De klacht, zoals neergelegd in het verzoek om bemiddeling aan de medisch adviseur van 28 maart 2017, betreft het voorschrijven van verkeerde medicatie.

 

2.         De standpunten van klager en de inrichtingsarts

Klager heeft zijn klacht als volgt toegelicht. Tijdens klagers verblijf in de p.i. Lelystad is hem verkeerde medicatie voorgeschreven (insuline en bètablokkers). Klager heeft hierover zijn beklag gedaan. Klager werd op 2 maart 2017 onwel. In het ziekenhuis werd klager medegedeeld dat hij bètablokkers ontving. Klager gebruikte insuline (levermir en humalog) en niet ook de voorgeschreven humalogmix. De artsen van het Justitieel Centrum voor Somatische Zorg (JCvSZ) hebben met de medische dienst hierover contact opgenomen om aan te geven dat inname van de combinatie van drie insulines zeer ongebruikelijk en zelfs gevaarlijk is. Toch volhardde de medische dienst en kreeg klager op 7 april 2017 wederom drie insulines voorgeschreven.

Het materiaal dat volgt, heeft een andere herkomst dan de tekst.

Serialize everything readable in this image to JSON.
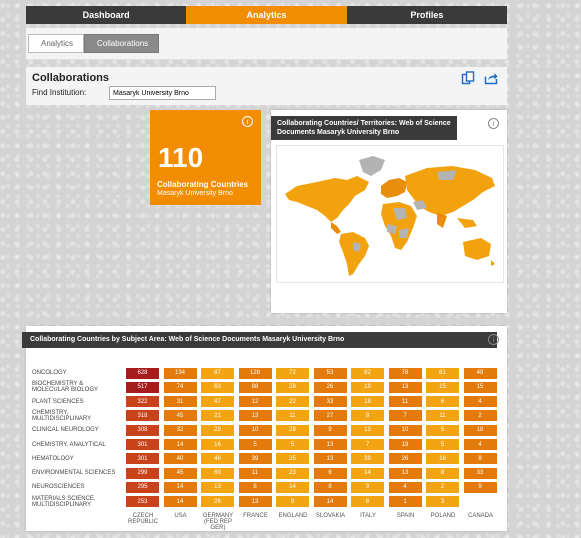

De inrichtingsarts heeft het volgende standpunt ingenomen. Klager heeft bij binnenkomst in de inrichting op 28 februari 2017 aangegeven allergisch te zijn voor bètablokkers. Op 1 maart 2017 heeft klager een gesprek gehad met de inrichtingsarts. Klager weigerde toestemming te geven om medische gegevens op te vragen. De inrichtingsarts heeft klager aangegeven dat voor het verlenen van goede zorg, het opvragen van informatie noodzakelijk is. Desondanks weigerde klager hieraan mee te werken. Klager is na een val in zijn cel overgebracht naar het ziekenhuis, alwaar klager werd medegedeeld dat aan hem bètablokkers zijn verstrekt. Uit ontevredenheid over het medicatiebeleid is klager op eigen initiatief gestopt met de inname daarvan. Klager is diezelfde dag gezien door een arts, klager wilde niet meewerken aan controles. Omdat klager niet de juiste naalden ter beschikking had om insuline te spuiten, weigerde hij vervolgens verdere gebruik daarvan. Op 5 maart 2017 zijn aan klager alsnog de juiste naalden verstrekt. Klager is op 5 maart 2017 overgeplaatst naar het JCvSZ in verband met het weigeren van voedsel en medicatie. Ook in het JCvSZ weigerde klager af en toe zijn insuline en orale medicatie. Er is geen rapportage dat er verkeerde medicatie zou zijn doorgegeven. Klager heeft het recht de aangeboden zorg te weigeren, maar dan is het niet of niet goed mogelijk de zorg te verlenen die mogelijk noodzakelijk is.  

Klager heeft ook na enkele gesprekken met de inrichtingsarts geweigerd toestemming te verlenen voor het opvragen van informatie. Het is de inrichting niet gelukt de reden hiervan te achterhalen. Klager kwam de inrichting binnen met insulinepennen, vandaar dat ook humolog is besteld.

 

3.         De beoordeling

Voor het leveren van optimale zorg aan gedetineerden is het noodzakelijk dat de medische dienst beschikt over alle medische informatie die relevant kan zijn. De beroepscommissie stelt vast dat klager bij binnenkomst in de inrichting geen toestemming heeft verleend aan de medische dienst bedoelde informatie op te vragen. Klager is niet ter zitting van de beroepscommissie verschenen om uitleg hierover te geven.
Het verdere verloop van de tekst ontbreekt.